Harry Lee Tally (June 30, 1866 – August 16, 1939) was an American tenor singer of popular songs, who recorded between 1902 and 1917.
He was born in Memphis, Tennessee, and began performing in a popular vaudeville act, the Empire City Quartet. Described as "a sweet-voiced tenor", he first recorded as a solo singer in late 1902, and thereafter recorded prolifically for several labels, particularly Columbia, Victor, and Edison. He recorded a wide variety of material, from sentimental to comic.

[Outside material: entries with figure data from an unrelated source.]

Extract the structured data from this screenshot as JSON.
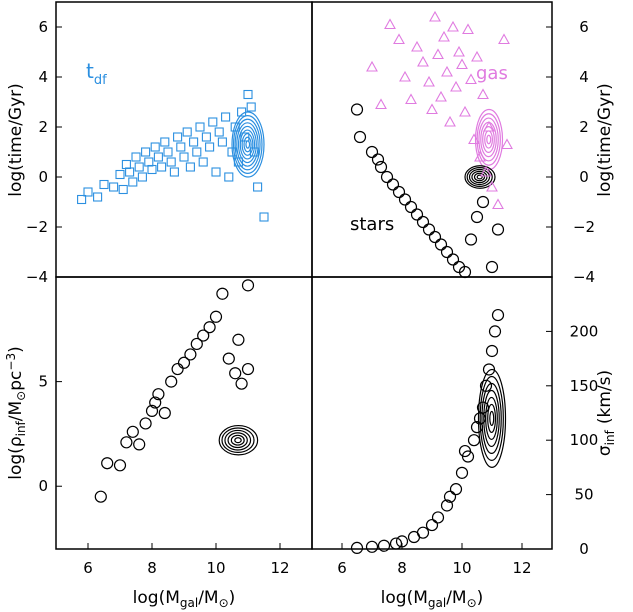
{
  "chart_data": [
    {
      "panel": "top-left",
      "type": "scatter",
      "xlim": [
        5,
        13
      ],
      "ylim": [
        -4,
        7
      ],
      "yticks": [
        "6",
        "4",
        "2",
        "0",
        "−2",
        "−4"
      ],
      "ylabel": "log(time/Gyr)",
      "label": {
        "main": "t",
        "sub": "df"
      },
      "colors": {
        "points": "#2b8fe0"
      },
      "series": [
        {
          "marker": "square",
          "points": [
            [
              5.8,
              -0.9
            ],
            [
              6.0,
              -0.6
            ],
            [
              6.3,
              -0.8
            ],
            [
              6.5,
              -0.3
            ],
            [
              6.8,
              -0.4
            ],
            [
              7.0,
              0.1
            ],
            [
              7.1,
              -0.5
            ],
            [
              7.2,
              0.5
            ],
            [
              7.3,
              0.2
            ],
            [
              7.4,
              -0.2
            ],
            [
              7.5,
              0.8
            ],
            [
              7.6,
              0.4
            ],
            [
              7.7,
              0.0
            ],
            [
              7.8,
              1.0
            ],
            [
              7.9,
              0.6
            ],
            [
              8.0,
              0.3
            ],
            [
              8.1,
              1.2
            ],
            [
              8.2,
              0.8
            ],
            [
              8.3,
              0.4
            ],
            [
              8.4,
              1.4
            ],
            [
              8.5,
              1.0
            ],
            [
              8.6,
              0.6
            ],
            [
              8.7,
              0.2
            ],
            [
              8.8,
              1.6
            ],
            [
              8.9,
              1.2
            ],
            [
              9.0,
              0.8
            ],
            [
              9.1,
              1.8
            ],
            [
              9.2,
              0.4
            ],
            [
              9.3,
              1.4
            ],
            [
              9.4,
              1.0
            ],
            [
              9.5,
              2.0
            ],
            [
              9.6,
              0.6
            ],
            [
              9.7,
              1.6
            ],
            [
              9.8,
              1.2
            ],
            [
              9.9,
              2.2
            ],
            [
              10.0,
              0.2
            ],
            [
              10.1,
              1.8
            ],
            [
              10.2,
              1.4
            ],
            [
              10.3,
              2.4
            ],
            [
              10.4,
              0.0
            ],
            [
              10.5,
              1.0
            ],
            [
              10.6,
              2.0
            ],
            [
              10.7,
              0.6
            ],
            [
              10.8,
              2.6
            ],
            [
              10.9,
              1.6
            ],
            [
              11.0,
              3.3
            ],
            [
              11.1,
              2.8
            ],
            [
              11.2,
              1.0
            ],
            [
              11.3,
              -0.4
            ],
            [
              11.5,
              -1.6
            ]
          ]
        }
      ],
      "contours": {
        "color": "#2b8fe0",
        "center": [
          11.0,
          1.3
        ],
        "spread": [
          1.0,
          2.6
        ],
        "levels": 9
      }
    },
    {
      "panel": "top-right",
      "type": "scatter",
      "xlim": [
        5,
        13
      ],
      "ylim": [
        -4,
        7
      ],
      "yticks": [
        "6",
        "4",
        "2",
        "0",
        "−2",
        "−4"
      ],
      "ylabel": "log(time/Gyr)",
      "annotations": [
        "gas",
        "stars"
      ],
      "colors": {
        "gas": "#e07be0",
        "stars": "#000000"
      },
      "series": [
        {
          "name": "gas",
          "marker": "triangle",
          "points": [
            [
              7.0,
              4.4
            ],
            [
              7.3,
              2.9
            ],
            [
              7.6,
              6.1
            ],
            [
              7.9,
              5.5
            ],
            [
              8.1,
              4.0
            ],
            [
              8.3,
              3.1
            ],
            [
              8.5,
              5.2
            ],
            [
              8.7,
              4.6
            ],
            [
              8.9,
              3.8
            ],
            [
              9.0,
              2.7
            ],
            [
              9.1,
              6.4
            ],
            [
              9.2,
              4.9
            ],
            [
              9.3,
              3.2
            ],
            [
              9.4,
              5.6
            ],
            [
              9.5,
              4.2
            ],
            [
              9.6,
              2.2
            ],
            [
              9.7,
              6.0
            ],
            [
              9.8,
              3.6
            ],
            [
              9.9,
              5.0
            ],
            [
              10.0,
              4.5
            ],
            [
              10.1,
              2.6
            ],
            [
              10.2,
              5.9
            ],
            [
              10.3,
              3.9
            ],
            [
              10.4,
              1.5
            ],
            [
              10.5,
              4.8
            ],
            [
              10.6,
              0.8
            ],
            [
              10.7,
              3.3
            ],
            [
              10.8,
              0.2
            ],
            [
              10.9,
              2.0
            ],
            [
              11.0,
              -0.4
            ],
            [
              11.2,
              -1.1
            ],
            [
              11.4,
              5.5
            ],
            [
              11.5,
              1.3
            ]
          ]
        },
        {
          "name": "stars",
          "marker": "circle",
          "points": [
            [
              6.5,
              2.7
            ],
            [
              6.6,
              1.6
            ],
            [
              7.0,
              1.0
            ],
            [
              7.2,
              0.7
            ],
            [
              7.3,
              0.4
            ],
            [
              7.5,
              0.0
            ],
            [
              7.7,
              -0.3
            ],
            [
              7.9,
              -0.6
            ],
            [
              8.1,
              -0.9
            ],
            [
              8.3,
              -1.2
            ],
            [
              8.5,
              -1.5
            ],
            [
              8.7,
              -1.8
            ],
            [
              8.9,
              -2.1
            ],
            [
              9.1,
              -2.4
            ],
            [
              9.3,
              -2.7
            ],
            [
              9.5,
              -3.0
            ],
            [
              9.7,
              -3.3
            ],
            [
              9.9,
              -3.6
            ],
            [
              10.1,
              -3.8
            ],
            [
              10.3,
              -2.5
            ],
            [
              10.5,
              -1.6
            ],
            [
              10.7,
              -1.0
            ],
            [
              11.0,
              -3.6
            ],
            [
              11.2,
              -2.1
            ]
          ]
        }
      ],
      "contours": [
        {
          "color": "#e07be0",
          "center": [
            10.9,
            1.5
          ],
          "spread": [
            0.9,
            2.4
          ],
          "levels": 7
        },
        {
          "color": "#000000",
          "center": [
            10.6,
            0.0
          ],
          "spread": [
            1.0,
            0.9
          ],
          "levels": 6
        }
      ]
    },
    {
      "panel": "bottom-left",
      "type": "scatter",
      "xlim": [
        5,
        13
      ],
      "ylim": [
        -3,
        10
      ],
      "xticks": [
        "6",
        "8",
        "10",
        "12"
      ],
      "yticks": [
        "5",
        "0"
      ],
      "xlabel": {
        "main": "log(M",
        "sub": "gal",
        "tail": "/M",
        "sym": "⊙",
        "close": ")"
      },
      "ylabel": {
        "main": "log(ρ",
        "sub": "inf",
        "tail": "/M",
        "sym": "⊙",
        "unit": "pc",
        "sup": "−3",
        "close": ")"
      },
      "series": [
        {
          "marker": "circle",
          "points": [
            [
              6.4,
              -0.5
            ],
            [
              6.6,
              1.1
            ],
            [
              7.0,
              1.0
            ],
            [
              7.2,
              2.1
            ],
            [
              7.4,
              2.6
            ],
            [
              7.6,
              2.0
            ],
            [
              7.8,
              3.0
            ],
            [
              8.0,
              3.6
            ],
            [
              8.1,
              4.0
            ],
            [
              8.2,
              4.4
            ],
            [
              8.4,
              3.5
            ],
            [
              8.6,
              5.0
            ],
            [
              8.8,
              5.6
            ],
            [
              9.0,
              5.9
            ],
            [
              9.2,
              6.3
            ],
            [
              9.4,
              6.8
            ],
            [
              9.6,
              7.2
            ],
            [
              9.8,
              7.6
            ],
            [
              10.0,
              8.1
            ],
            [
              10.2,
              9.2
            ],
            [
              10.4,
              6.1
            ],
            [
              10.6,
              5.4
            ],
            [
              10.8,
              4.9
            ],
            [
              11.0,
              5.6
            ],
            [
              11.0,
              9.6
            ],
            [
              10.7,
              7.0
            ]
          ]
        }
      ],
      "contours": {
        "color": "#000000",
        "center": [
          10.7,
          2.2
        ],
        "spread": [
          1.2,
          1.4
        ],
        "levels": 6
      }
    },
    {
      "panel": "bottom-right",
      "type": "scatter",
      "xlim": [
        5,
        13
      ],
      "ylim": [
        0,
        250
      ],
      "xticks": [
        "6",
        "8",
        "10",
        "12"
      ],
      "yticks": [
        "200",
        "150",
        "100",
        "50",
        "0"
      ],
      "xlabel": {
        "main": "log(M",
        "sub": "gal",
        "tail": "/M",
        "sym": "⊙",
        "close": ")"
      },
      "ylabel": {
        "main": "σ",
        "sub": "inf",
        "unit": "(km/s)"
      },
      "series": [
        {
          "marker": "circle",
          "points": [
            [
              6.5,
              1
            ],
            [
              7.0,
              2
            ],
            [
              7.4,
              3
            ],
            [
              7.8,
              5
            ],
            [
              8.0,
              7
            ],
            [
              8.4,
              11
            ],
            [
              8.7,
              15
            ],
            [
              9.0,
              22
            ],
            [
              9.2,
              29
            ],
            [
              9.5,
              40
            ],
            [
              9.8,
              55
            ],
            [
              10.0,
              70
            ],
            [
              10.2,
              85
            ],
            [
              10.4,
              100
            ],
            [
              10.5,
              112
            ],
            [
              10.6,
              120
            ],
            [
              10.7,
              130
            ],
            [
              10.8,
              150
            ],
            [
              10.9,
              165
            ],
            [
              11.0,
              182
            ],
            [
              11.1,
              200
            ],
            [
              11.2,
              215
            ],
            [
              10.1,
              90
            ],
            [
              9.6,
              48
            ]
          ]
        }
      ],
      "contours": {
        "color": "#000000",
        "center": [
          11.0,
          120
        ],
        "spread": [
          0.9,
          90
        ],
        "levels": 7
      }
    }
  ]
}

Among his most commercially successful songs were "Seminole" (first recorded in 1903), "Wait 'Till the Sun Shines, Nellie" (1906) – which he may have been the first to record – and "Take Me Back To New York Town" (1907). Several of his songs were inspired by new technological innovations, including "On An Automobile Afternoon" (1906), "Let's Go Into A Picture Show" (1909) — one of the first songs to mention this new form of entertainment — and "Come, Josephine, In My Flying Machine" (1911). Tally also recorded duets, in the Edison Diamond Discs series, with another member of the Empire City Quartet, Harry Mayo, which have been described as "finely tuned performances combining expert harmonization with hilariously unrelated nonchalant banter." He also wrote songs with Harry Mayo, including "That's a Mother's Liberty Loan".
He continued to perform his songs in vaudeville, and made his last recordings in 1917. In 1918, he retired from the music business, and set up a cigar store in Ocean Park, California. He died in 1939 at the age of 73.